Così gli alleati trovano un nuovo compagno. Ma ora la domanda è come tenere vivo l’appoggio ed il supporto dei cittadini ai soldati e all’amministrazione? Propaganda. La risposta è con la propaganda. E come unire di più le persone, e soprattutto i giovani, se non con un supereroe che porta il nome della nazione dove sei cresciuto, della nazione che ami e per la quale andrai a combattere o spenderai i tuoi soldi. Nasce così, dalla penna di Jack Kirby e Joe Simon, pubblicato dalla Timely Comics (ora Marvel Comics), lo spettacolare Captain America.

Il personaggio si guadagna presto un posto nella cultura americana, ma, una volta finita la guerra, sembra che le persone se ne siano dimenticate.

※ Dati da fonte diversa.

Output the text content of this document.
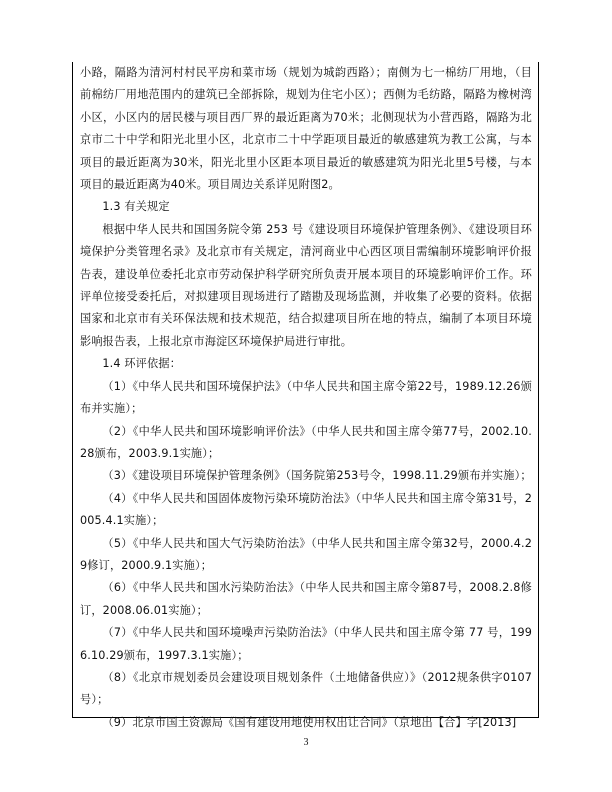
小路，隔路为清河村村民平房和菜市场（规划为城韵西路）；南侧为七一棉纺厂用地，（目前棉纺厂用地范围内的建筑已全部拆除，规划为住宅小区）；西侧为毛纺路，隔路为橡树湾小区，小区内的居民楼与项目西厂界的最近距离为70米；北侧现状为小营西路，隔路为北京市二十中学和阳光北里小区，北京市二十中学距项目最近的敏感建筑为教工公寓，与本项目的最近距离为30米，阳光北里小区距本项目最近的敏感建筑为阳光北里5号楼，与本项目的最近距离为40米。项目周边关系详见附图2。

1.3 有关规定

根据中华人民共和国国务院令第 253 号《建设项目环境保护管理条例》、《建设项目环境保护分类管理名录》及北京市有关规定，清河商业中心西区项目需编制环境影响评价报告表，建设单位委托北京市劳动保护科学研究所负责开展本项目的环境影响评价工作。环评单位接受委托后，对拟建项目现场进行了踏勘及现场监测，并收集了必要的资料。依据国家和北京市有关环保法规和技术规范，结合拟建项目所在地的特点，编制了本项目环境影响报告表，上报北京市海淀区环境保护局进行审批。

1.4 环评依据：

（1）《中华人民共和国环境保护法》（中华人民共和国主席令第22号，1989.12.26颁布并实施）；

（2）《中华人民共和国环境影响评价法》（中华人民共和国主席令第77号，2002.10.28颁布，2003.9.1实施）；

（3）《建设项目环境保护管理条例》（国务院第253号令，1998.11.29颁布并实施）；

（4）《中华人民共和国固体废物污染环境防治法》（中华人民共和国主席令第31号，2005.4.1实施）；

（5）《中华人民共和国大气污染防治法》（中华人民共和国主席令第32号，2000.4.29修订，2000.9.1实施）；

（6）《中华人民共和国水污染防治法》（中华人民共和国主席令第87号，2008.2.8修订，2008.06.01实施）；

（7）《中华人民共和国环境噪声污染防治法》（中华人民共和国主席令第 77 号，1996.10.29颁布，1997.3.1实施）；

（8）《北京市规划委员会建设项目规划条件（土地储备供应）》（2012规条供字0107号）；

（9）北京市国土资源局《国有建设用地使用权出让合同》（京地出【合】字[2013]

3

Non ostate un tentativo di rilancio come cacciatore di comunisti all’inizio della guerra fredda dovremmo aspettare l’intervento di Stan Lee per rivederlo nelle mani degli americani.

Nel 1964, quest’ultimo, decise di riesumare il personaggio e di cambiare alcune cose. Lasciò da parte tutti quei dettagli nazionalisti rimasti dalla guerra dandogli così una nuova personalità, più sensibile e più umana. Lo rese, inoltre, protagonista di storie di denuncia sociale rendendolo l’incarnazione della coscienza dell’America. Infine decise di inserire Captain America nel nuovissimo gruppo degli Avengers.

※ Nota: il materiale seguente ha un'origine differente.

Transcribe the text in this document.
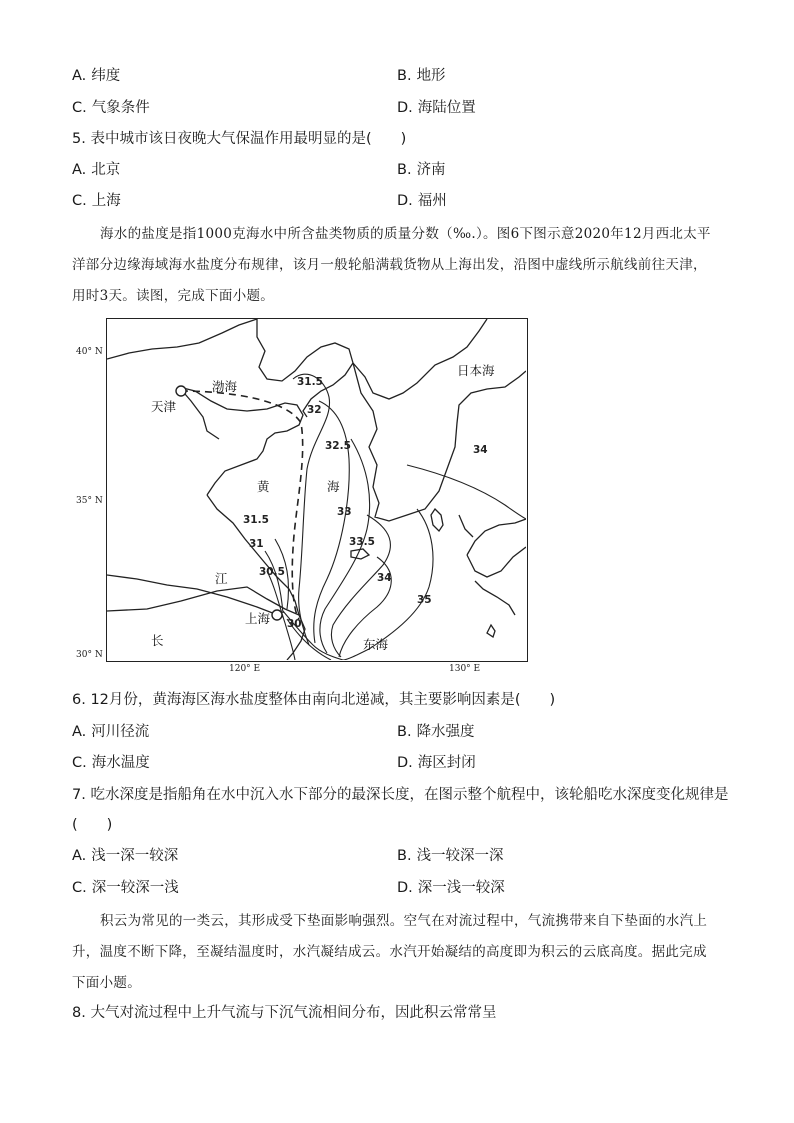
A. 纬度	B. 地形
C. 气象条件	D. 海陆位置
5. 表中城市该日夜晚大气保温作用最明显的是(　　)
A. 北京	B. 济南
C. 上海	D. 福州
海水的盐度是指1000克海水中所含盐类物质的质量分数（‰.）。图6下图示意2020年12月西北太平
洋部分边缘海域海水盐度分布规律，该月一般轮船满载货物从上海出发，沿图中虚线所示航线前往天津，
用时3天。读图，完成下面小题。
40° N
35° N
30° N
120° E	130° E
天津
渤海
日本海
黄	海
江
上海
长	东海
31.5
32
32.5
33
33.5
34
34
35
31.5
31
30.5
30
6. 12月份，黄海海区海水盐度整体由南向北递减，其主要影响因素是(　　)
A. 河川径流	B. 降水强度
C. 海水温度	D. 海区封闭
7. 吃水深度是指船角在水中沉入水下部分的最深长度，在图示整个航程中，该轮船吃水深度变化规律是
(　　)
A. 浅一深一较深	B. 浅一较深一深
C. 深一较深一浅	D. 深一浅一较深
积云为常见的一类云，其形成受下垫面影响强烈。空气在对流过程中，气流携带来自下垫面的水汽上
升，温度不断下降，至凝结温度时，水汽凝结成云。水汽开始凝结的高度即为积云的云底高度。据此完成
下面小题。
8. 大气对流过程中上升气流与下沉气流相间分布，因此积云常常呈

Avengers: Endgame': Must-see photos of Chris Evans as Captain America

Ovviamente, visto il grande successo con gli Avengers e del suo fumetto personale, il personaggio accumula sempre più popolarità. Incontriamo, inoltre, dei nemici storici, come Teschio Rosso, e degli amici sia vecchi che nuovi, Bucky Barnes (aka Winter Soldier) e Sam Wilson (aka Falcon). Viene creata così una delle sage più belle e remunerative della Marvel Comics, e successivamente del Marvel Universe Disney. Ovviamente la storia fumettistica va avanti e continua fino ad oggi, inserendo Cap in sage nuove come Marvel NOW! e All New All Different.

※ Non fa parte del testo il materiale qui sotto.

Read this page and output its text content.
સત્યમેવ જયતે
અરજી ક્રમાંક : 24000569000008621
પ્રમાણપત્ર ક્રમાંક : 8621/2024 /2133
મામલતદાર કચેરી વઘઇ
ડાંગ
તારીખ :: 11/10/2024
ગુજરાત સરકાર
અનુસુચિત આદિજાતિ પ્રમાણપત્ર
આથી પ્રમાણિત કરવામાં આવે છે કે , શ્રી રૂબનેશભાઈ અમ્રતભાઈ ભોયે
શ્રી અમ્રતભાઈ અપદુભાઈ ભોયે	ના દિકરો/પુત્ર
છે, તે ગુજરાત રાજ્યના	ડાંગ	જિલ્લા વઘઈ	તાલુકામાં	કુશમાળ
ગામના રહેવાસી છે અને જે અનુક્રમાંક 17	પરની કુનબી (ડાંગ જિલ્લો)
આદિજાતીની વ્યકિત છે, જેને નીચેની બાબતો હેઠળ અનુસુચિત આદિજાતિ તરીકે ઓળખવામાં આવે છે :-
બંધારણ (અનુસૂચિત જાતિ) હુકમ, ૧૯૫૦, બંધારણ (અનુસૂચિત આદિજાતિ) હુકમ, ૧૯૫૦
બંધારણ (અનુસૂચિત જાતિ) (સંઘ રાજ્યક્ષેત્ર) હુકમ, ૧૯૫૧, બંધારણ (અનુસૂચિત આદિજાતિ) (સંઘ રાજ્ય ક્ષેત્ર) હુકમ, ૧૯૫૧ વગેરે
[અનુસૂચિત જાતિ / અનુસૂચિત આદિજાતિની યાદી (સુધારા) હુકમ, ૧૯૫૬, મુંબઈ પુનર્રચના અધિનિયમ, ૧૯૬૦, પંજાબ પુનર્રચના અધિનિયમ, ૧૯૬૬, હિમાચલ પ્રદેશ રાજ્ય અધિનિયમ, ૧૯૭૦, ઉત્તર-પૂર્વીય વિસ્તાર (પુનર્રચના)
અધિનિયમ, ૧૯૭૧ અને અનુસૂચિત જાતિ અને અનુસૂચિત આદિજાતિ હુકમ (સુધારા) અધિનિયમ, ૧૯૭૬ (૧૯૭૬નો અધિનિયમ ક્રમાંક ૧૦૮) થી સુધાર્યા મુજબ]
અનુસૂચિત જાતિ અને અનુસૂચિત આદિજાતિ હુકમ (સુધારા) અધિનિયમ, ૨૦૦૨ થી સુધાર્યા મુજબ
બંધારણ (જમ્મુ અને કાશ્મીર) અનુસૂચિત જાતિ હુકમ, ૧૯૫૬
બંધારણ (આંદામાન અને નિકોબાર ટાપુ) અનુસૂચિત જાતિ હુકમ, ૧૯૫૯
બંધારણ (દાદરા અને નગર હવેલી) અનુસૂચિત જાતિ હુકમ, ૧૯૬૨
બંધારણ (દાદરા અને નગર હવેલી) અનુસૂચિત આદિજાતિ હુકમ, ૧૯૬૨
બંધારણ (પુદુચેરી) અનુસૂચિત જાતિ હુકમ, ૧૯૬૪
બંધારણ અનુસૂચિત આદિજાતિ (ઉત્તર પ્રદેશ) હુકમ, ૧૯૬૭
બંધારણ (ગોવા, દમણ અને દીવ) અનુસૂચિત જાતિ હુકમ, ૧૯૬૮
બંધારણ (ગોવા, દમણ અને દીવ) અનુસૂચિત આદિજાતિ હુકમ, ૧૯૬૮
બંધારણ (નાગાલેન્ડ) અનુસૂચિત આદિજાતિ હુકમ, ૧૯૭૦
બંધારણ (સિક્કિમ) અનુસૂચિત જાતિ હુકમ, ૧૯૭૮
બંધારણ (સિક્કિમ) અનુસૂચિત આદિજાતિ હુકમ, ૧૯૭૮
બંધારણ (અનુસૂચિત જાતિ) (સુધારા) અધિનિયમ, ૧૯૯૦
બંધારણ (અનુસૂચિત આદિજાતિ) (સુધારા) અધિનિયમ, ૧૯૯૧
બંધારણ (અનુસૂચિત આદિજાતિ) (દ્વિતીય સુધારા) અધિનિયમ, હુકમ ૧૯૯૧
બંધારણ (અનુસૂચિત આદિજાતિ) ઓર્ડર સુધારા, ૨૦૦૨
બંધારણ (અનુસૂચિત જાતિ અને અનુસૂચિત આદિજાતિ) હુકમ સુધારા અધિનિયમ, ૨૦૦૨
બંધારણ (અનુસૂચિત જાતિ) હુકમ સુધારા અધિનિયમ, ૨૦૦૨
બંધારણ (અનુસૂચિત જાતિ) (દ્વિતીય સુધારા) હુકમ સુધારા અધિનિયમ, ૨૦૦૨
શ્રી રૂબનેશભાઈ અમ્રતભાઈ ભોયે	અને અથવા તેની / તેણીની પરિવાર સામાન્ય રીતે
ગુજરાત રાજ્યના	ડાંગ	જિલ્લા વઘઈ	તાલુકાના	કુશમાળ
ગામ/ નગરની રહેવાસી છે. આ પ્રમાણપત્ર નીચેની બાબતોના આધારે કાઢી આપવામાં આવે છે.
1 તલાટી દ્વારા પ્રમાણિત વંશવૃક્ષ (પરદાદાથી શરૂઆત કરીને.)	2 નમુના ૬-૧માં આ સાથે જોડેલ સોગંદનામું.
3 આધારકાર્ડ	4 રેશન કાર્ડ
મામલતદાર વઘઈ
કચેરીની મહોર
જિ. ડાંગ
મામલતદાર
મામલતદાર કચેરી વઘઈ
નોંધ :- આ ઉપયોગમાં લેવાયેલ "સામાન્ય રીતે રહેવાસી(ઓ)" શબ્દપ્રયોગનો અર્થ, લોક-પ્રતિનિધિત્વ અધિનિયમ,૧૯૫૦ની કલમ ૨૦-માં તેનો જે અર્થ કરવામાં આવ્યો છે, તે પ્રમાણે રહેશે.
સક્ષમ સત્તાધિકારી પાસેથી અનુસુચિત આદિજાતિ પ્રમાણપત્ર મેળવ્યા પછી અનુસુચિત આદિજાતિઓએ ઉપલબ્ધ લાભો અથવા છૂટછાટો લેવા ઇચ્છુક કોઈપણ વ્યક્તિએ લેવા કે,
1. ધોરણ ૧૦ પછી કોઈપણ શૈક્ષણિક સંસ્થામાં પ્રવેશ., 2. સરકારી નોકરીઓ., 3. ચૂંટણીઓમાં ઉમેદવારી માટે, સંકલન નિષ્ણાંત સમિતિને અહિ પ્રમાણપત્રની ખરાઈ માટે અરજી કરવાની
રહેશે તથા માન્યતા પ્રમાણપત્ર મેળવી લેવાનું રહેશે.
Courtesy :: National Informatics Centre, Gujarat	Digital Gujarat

Una cosa va detta prima di parlare del successo degli ultimi anni di Steve Rogers sul grande schermo: non è con la Disney che il personaggio sbarca ad Hollywood. Infatti, nel 1944, la Republic Pictures crea un serial cinematografico, ovvero ciò che noi oggi definiremmo una serie tv. “Il ritorno di Captain America” ebbe un discreto successo e fu il progetto più costoso della casa di produzione americana. C’è da dire che la storia e i personaggi, compreso lo stesso Cap, erano molto diversi dai fumetti. Probabilmente all’epoca sembrava difficile e poco remunerativo lavorare su una vera e propria storia di supereroi. Perciò molti elementi furono cambiati, inoltre la zona di distribuzione si limitava agli Stati Uniti  ma non ostante ciò ebbe un discreto successo.

L’idea di una trasposizione del personaggio al cinema non è stata ancora scartata. Difatti, nel 1990, viene creato un lungometraggio. Il film, diretto da Albert Pyun, intitolato “Captain America” non riscuote il successo sperato, ne da parte del pubblico ne dalla critica. Così bisogna aspettare che la Disney acquisti i Marvel Studios dando la possibilità a Kevin Feige di produrre uno dei capisaldi dell’Universo Cinematografico Marvel. Con un incasso totale di 370 596 774 $, “Captain America – Il primo Vendicatore”, getta le basi per quello che sara il progetto Avengers.